By J. J. McCullough
Wednesday, June 27, 2018
Long before the current trade spat between Justin Trudeau
and President Trump, a striking photograph seemed to foreshadow a troubled
relationship.
Seated in those two famous chairs in the Oval Office,
Trump and Trudeau are angled toward each other. Trump extends his hand to
Trudeau for a shake; the prime minister glances down at it with a look of deep
apprehension, his own hands folded tightly in his lap. The picture went viral
and was widely used by the press to illustrate the inaugural summit of the
mismatched leaders, the hero of enlightened progressivism meets his most odious
opposite. Buzzfeed did a whole essay on the saltiest Twitter reactions — “Today
we are all Justin Trudeau,” etc.
It was all very dishonest. Video of the Oval Office
encounter shows Trudeau returning Trump’s handshake instantaneously. The
damning photo was surgically extracted from the split second in which the
Trump’s hand extended just before Trudeau’s rose to meet it — a moment present
in every handshake that has ever occurred. The summit itself went quite well.
On June 12, Getty Images photographer John Moore
accompanied the U.S. Border Patrol to the bank of the Rio Grande on the
American side of the American–Mexican border. Eager for a photo that, by his
own admission, “conveyed the emotional impact of family separations” now dominating
America’s immigration debate, he snapped a photograph of a Honduran toddler
crying as her out-of-frame migrant mother was patted down by border agents. As
the Washington Post would summarize
in their recount of Moore’s adventure, “the girl’s despair was so complete in
those few seconds,” and the photo accordingly caught fire around the world.
Yet the image of “those few seconds” did not depict what
many seemed eager to assume it did: a child stranded as her mother was carted
away by jack-booted thugs. Subsequent reporting revealed that mother and
daughter, though detained in Texas, remain very much united.
Even if the truth of the toddler’s situation had been
known from the start, I’m not convinced the media storyline would have
differed. As Time put it in
justifying their decision to run an image of the crying girl on their latest
cover, Moore’s photo was a “symbol” that was useful to them in its own right,
just as the Trudeau photo was useful to an earlier gaggle of journalists. Time confirmed what’s been long known:
For both producers and consumers, news photographs today often function more as
editorial illustration than factual documentation.

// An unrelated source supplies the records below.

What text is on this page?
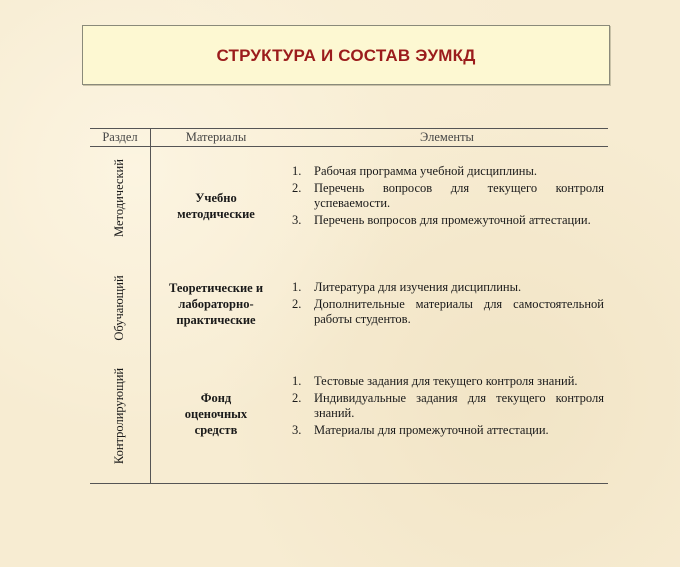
СТРУКТУРА И СОСТАВ ЭУМКД
Раздел	Материалы	Элементы
Методический
Обучающий
Контролирующий
Учебно
методические
Теоретические и
лабораторно-
практические
Фонд
оценочных
средств
1. Рабочая программа учебной дисциплины.
2. Перечень вопросов для текущего контроля успеваемости.
3. Перечень вопросов для промежуточной аттестации.
1. Литература для изучения дисциплины.
2. Дополнительные материалы для самостоятельной работы студентов.
1. Тестовые задания для текущего контроля знаний.
2. Индивидуальные задания для текущего контроля знаний.
3. Материалы для промежуточной аттестации.
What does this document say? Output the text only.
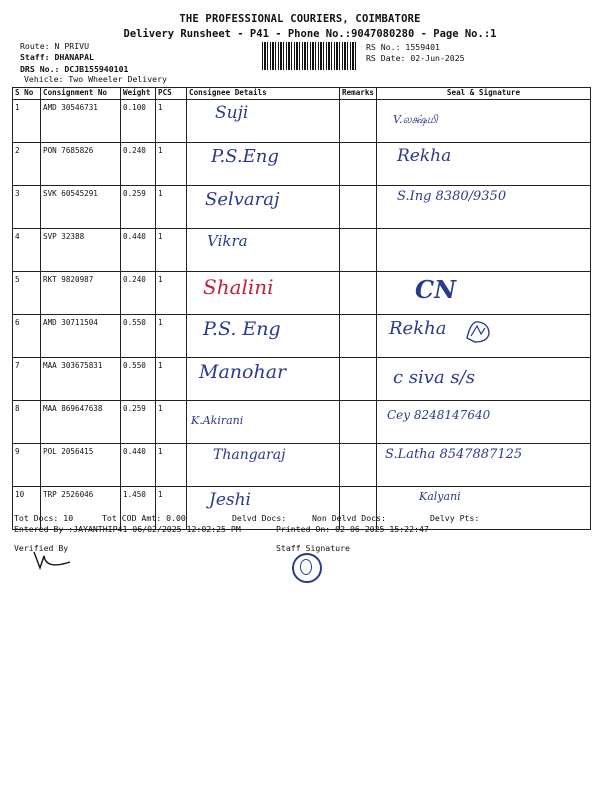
THE PROFESSIONAL COURIERS, COIMBATORE
Delivery Runsheet - P41 - Phone No.:9047080280 - Page No.:1
Route: N PRIVU
Staff: DHANAPAL
DRS No.: DCJB155940101
Vehicle: Two Wheeler Delivery
RS No.: 1559401
RS Date: 02-Jun-2025
S No	Consignment No	Weight	PCS	Consignee Details	Remarks	Seal & Signature
1	AMD 30546731	0.100	1	Suji		V.லக்ஷ்மி
2	PON 7685826	0.240	1	P.S.Eng		Rekha
3	SVK 60545291	0.259	1	Selvaraj		S.Ing 8380/9350
4	SVP 32388	0.440	1	Vikra		

5	RKT 9820987	0.240	1	Shalini		CN
6	AMD 30711504	0.550	1	P.S. Eng		Rekha
7	MAA 303675831	0.550	1	Manohar		c siva s/s
8	MAA 869647638	0.259	1	K.Akirani		Cey 8248147640
9	POL 2056415	0.440	1	Thangaraj		S.Latha 8547887125
10	TRP 2526046	1.450	1	Jeshi		Kalyani
Tot Docs: 10	Tot COD Amt: 0.00	Delvd Docs:	Non Delvd Docs:	Delvy Pts:
Entered By :JAYANTHIP41 06/02/2025 12:02:25 PM	Printed On: 02-06-2025 15:22:47
Verified By	Staff Signature
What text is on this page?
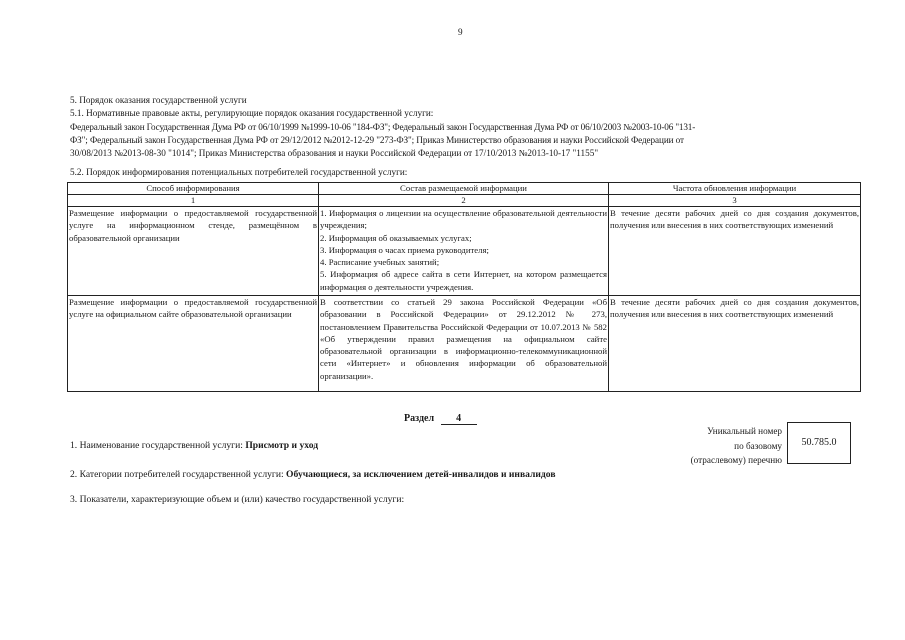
9
5. Порядок оказания государственной услуги
5.1. Нормативные правовые акты, регулирующие порядок оказания государственной услуги:
Федеральный закон Государственная Дума РФ от 06/10/1999 №1999-10-06 "184-ФЗ"; Федеральный закон Государственная Дума РФ от 06/10/2003 №2003-10-06 "131-
ФЗ"; Федеральный закон Государственная Дума РФ от 29/12/2012 №2012-12-29 "273-ФЗ"; Приказ Министерство образования и науки Российской Федерации от
30/08/2013 №2013-08-30 "1014"; Приказ Министерства образования и науки Российской Федерации от 17/10/2013 №2013-10-17 "1155"
5.2. Порядок информирования потенциальных потребителей государственной услуги:
Способ информирования	Состав размещаемой информации	Частота обновления информации
1	2	3
Размещение информации о предоставляемой государственной услуге на информационном стенде, размещённом в образовательной организации	1. Информация о лицензии на осуществление образовательной деятельности учреждения;
2. Информация об оказываемых услугах;
3. Информация о часах приема руководителя;
4. Расписание учебных занятий;
5. Информация об адресе сайта в сети Интернет, на котором размещается информация о деятельности учреждения.	В течение десяти рабочих дней со дня создания документов, получения или внесения в них соответствующих изменений
Размещение информации о предоставляемой государственной услуге на официальном сайте образовательной организации	В соответствии со статьей 29 закона Российской Федерации «Об образовании в Российской Федерации» от 29.12.2012 № 273, постановлением Правительства Российской Федерации от 10.07.2013 № 582 «Об утверждении правил размещения на официальном сайте образовательной организации в информационно-телекоммуникационной сети «Интернет» и обновления информации об образовательной организации».	В течение десяти рабочих дней со дня создания документов, получения или внесения в них соответствующих изменений
Раздел 4
Уникальный номер
по базовому
(отраслевому) перечню
50.785.0
1. Наименование государственной услуги: Присмотр и уход
2. Категории потребителей государственной услуги: Обучающиеся, за исключением детей-инвалидов и инвалидов
3. Показатели, характеризующие объем и (или) качество государственной услуги:
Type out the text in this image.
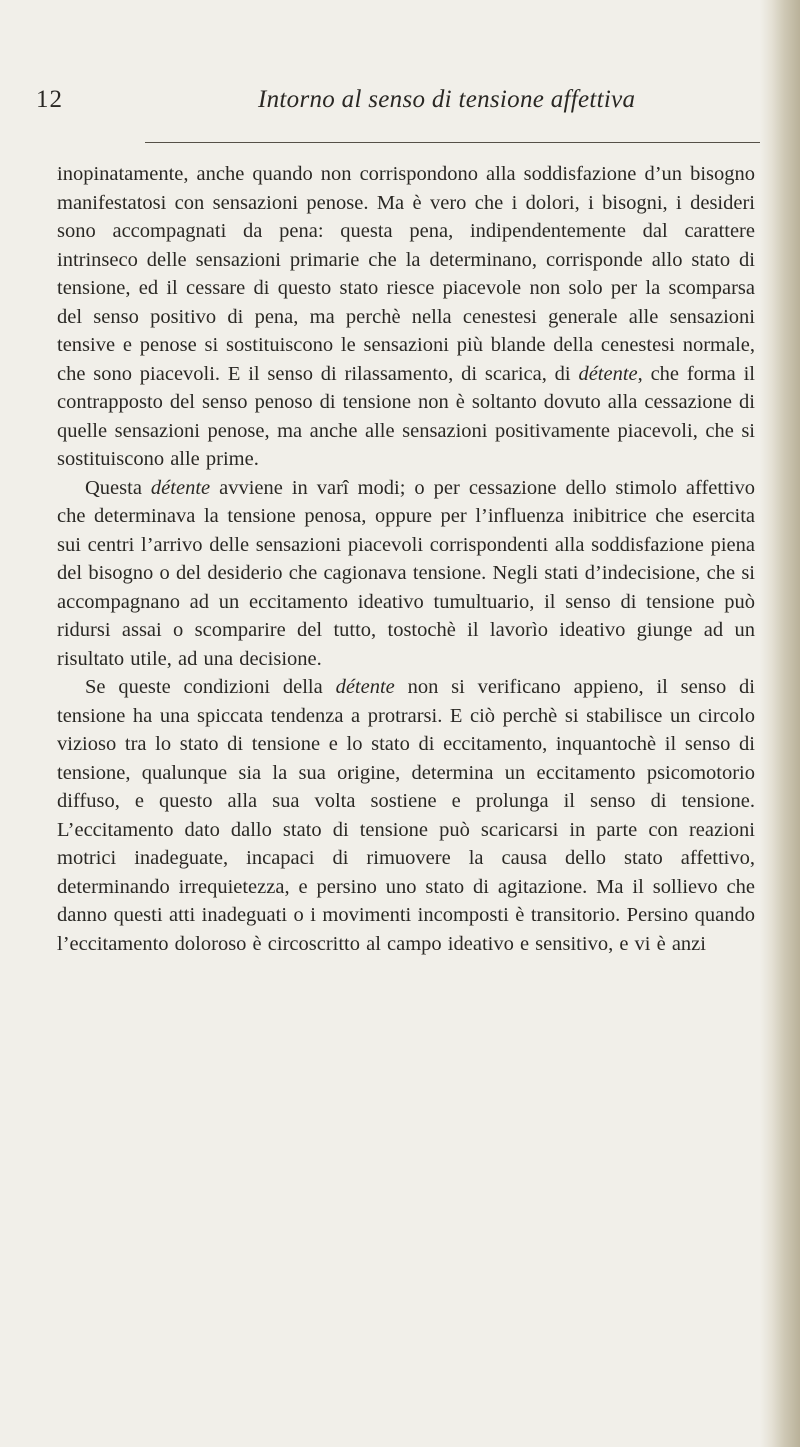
12	Intorno al senso di tensione affettiva

inopinatamente, anche quando non corrispondono alla soddisfazione d’un bisogno manifestatosi con sensazioni penose. Ma è vero che i dolori, i bisogni, i desideri sono accompagnati da pena: questa pena, indipendentemente dal carattere intrinseco delle sensazioni primarie che la determinano, corrisponde allo stato di tensione, ed il cessare di questo stato riesce piacevole non solo per la scomparsa del senso positivo di pena, ma perchè nella cenestesi generale alle sensazioni tensive e penose si sostituiscono le sensazioni più blande della cenestesi normale, che sono piacevoli. E il senso di rilassamento, di scarica, di détente, che forma il contrapposto del senso penoso di tensione non è soltanto dovuto alla cessazione di quelle sensazioni penose, ma anche alle sensazioni positivamente piacevoli, che si sostituiscono alle prime.

Questa détente avviene in varî modi; o per cessazione dello stimolo affettivo che determinava la tensione penosa, oppure per l’influenza inibitrice che esercita sui centri l’arrivo delle sensazioni piacevoli corrispondenti alla soddisfazione piena del bisogno o del desiderio che cagionava tensione. Negli stati d’indecisione, che si accompagnano ad un eccitamento ideativo tumultuario, il senso di tensione può ridursi assai o scomparire del tutto, tostochè il lavorìo ideativo giunge ad un risultato utile, ad una decisione.

Se queste condizioni della détente non si verificano appieno, il senso di tensione ha una spiccata tendenza a protrarsi. E ciò perchè si stabilisce un circolo vizioso tra lo stato di tensione e lo stato di eccitamento, inquantochè il senso di tensione, qualunque sia la sua origine, determina un eccitamento psicomotorio diffuso, e questo alla sua volta sostiene e prolunga il senso di tensione. L’eccitamento dato dallo stato di tensione può scaricarsi in parte con reazioni motrici inadeguate, incapaci di rimuovere la causa dello stato affettivo, determinando irrequietezza, e persino uno stato di agitazione. Ma il sollievo che danno questi atti inadeguati o i movimenti incomposti è transitorio. Persino quando l’eccitamento doloroso è circoscritto al campo ideativo e sensitivo, e vi è anzi
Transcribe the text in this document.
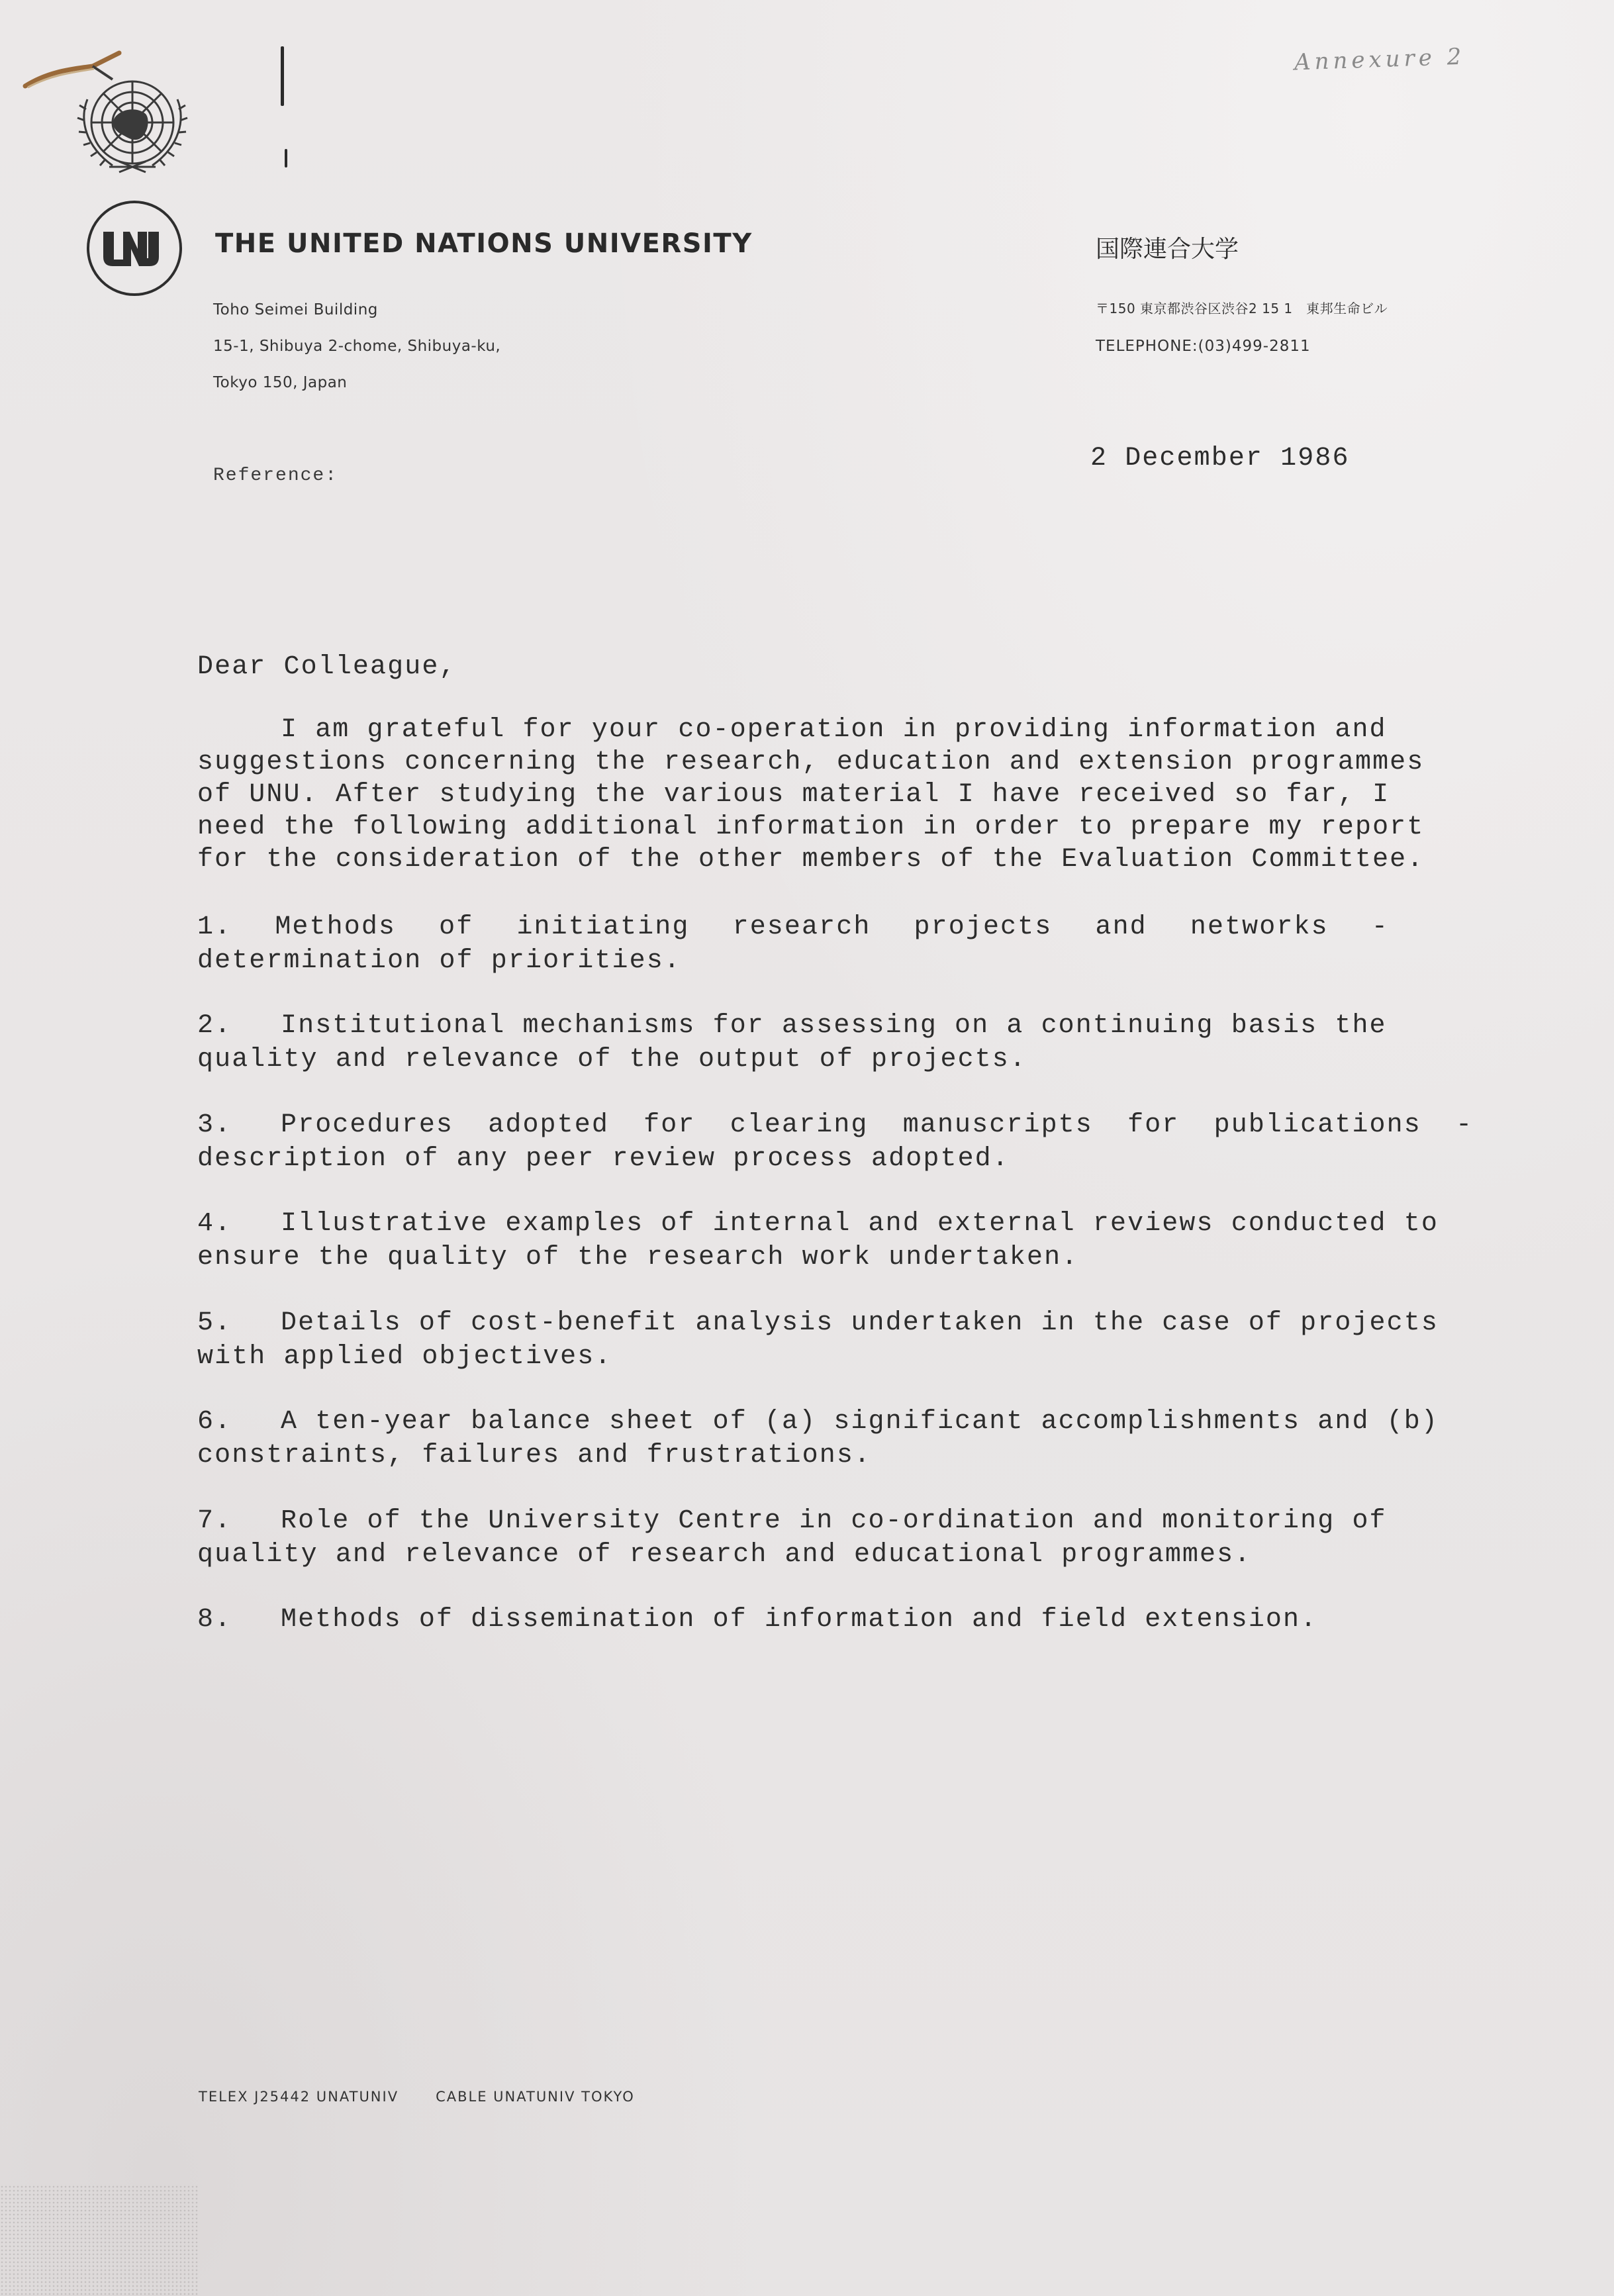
Annexure 2
THE UNITED NATIONS UNIVERSITY	国際連合大学
Toho Seimei Building
15-1, Shibuya 2-chome, Shibuya-ku,
Tokyo 150, Japan
〒150 東京都渋谷区渋谷2 15 1　東邦生命ビル
TELEPHONE:(03)499-2811
Reference:
2 December 1986
Dear Colleague,
I am grateful for your co-operation in providing information and
suggestions concerning the research, education and extension programmes
of UNU. After studying the various material I have received so far, I
need the following additional information in order to prepare my report
for the consideration of the other members of the Evaluation Committee.
1. Methods of initiating research projects and networks -
determination of priorities.
2. Institutional mechanisms for assessing on a continuing basis the
quality and relevance of the output of projects.
3. Procedures  adopted  for  clearing  manuscripts  for  publications  -
description of any peer review process adopted.
4. Illustrative examples of internal and external reviews conducted to
ensure the quality of the research work undertaken.
5. Details of cost-benefit analysis undertaken in the case of projects
with applied objectives.
6. A ten-year balance sheet of (a) significant accomplishments and (b)
constraints, failures and frustrations.
7. Role of the University Centre in co-ordination and monitoring of
quality and relevance of research and educational programmes.
8. Methods of dissemination of information and field extension.
TELEX J25442 UNATUNIV	CABLE UNATUNIV TOKYO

That photo of President Trump dumping an entire box of
fish food into the Japanese koi pond was useful to many as an illustration of
the president’s boorishness simply because he looked like a boor doing it. The
photo of a hunched Angela Merkel glowering at Trump over the G-7 conference
table was a powerful representation of the so-called G-6-against-1 divide. The
decision of Talking Points Memo to
run a photo of Laura Ingraham, taken during the 2016 Republican National
Convention, in something resembling a Nazi salute to accompany coverage of her
recent “summer camps” comment (about holding facilities) reflected how the TPM
readership perceives Ingraham.
None of these photos were honest; all were either taken
or presented out of context to maximize their editorial impact. The visuals
didn’t report, they offered commentary. They provided politicized art, not
neutral data.
It’s easy to blame social media and political
polarization for using deceptive photographs to make editorial statements more
common and pernicious, but I fear the roots may be culturally deeper.
As an artist myself, I often worry about the declining
public appreciation for the use of traditional illustration in journalism and
commentary. Most legacy news outlets still occasionally commission talented
painters, cartoonists, caricaturists, graphic designers, and visual artists of
other sorts to supplement articles with compelling artwork emphasizing the
author’s agenda. But how much of this labor is breezed past as superfluous
decoration and quickly forgotten?
On June 22, the Washington
Post ran a fine illustration by John W. Tomac accompanying a column on the
migrant crisis. It depicts tiny hands clutching a chain-link fence as President
Trump’s ominous shadow looms over. For those inclined toward a particular
interpretation of the border situation, Tomac’s drawing was every bit as
powerful as the crying girl photo, and frankly, more ethical in its creativity.
Yet did you see anyone share it? When’s the last time you’ve seen any
illustration go viral?
Our collective bias for the cheap literalism of
photography does not reflect well on the imagination of our age. We have become
a people increasingly illiterate about the necessary role of art in political
conversation. Instead of a well-crafted drawing that uses stylization and
metaphor to summarize a situation, we demand bluntly affecting photographs of
emoting humans and allow ourselves to be manipulated by their dishonesties and
limitations.
The new cover of Time
surely represents a nadir of this trend. Only rarely these days does the
magazine run the richly illustrated covers it was once known for. Today, we are
given a crude collage of two unrelated photographs — a standing Trump and the
crying toddler — in an awkward attempt to visually encapsulate the national
mood stirred by the president’s approach to immigration. What they have
actually produced is scandal for themselves, the further politicization of a
family’s private plight, the spread of misinformation, and the degradation of
the media’s reputation at a time when it has never been lower.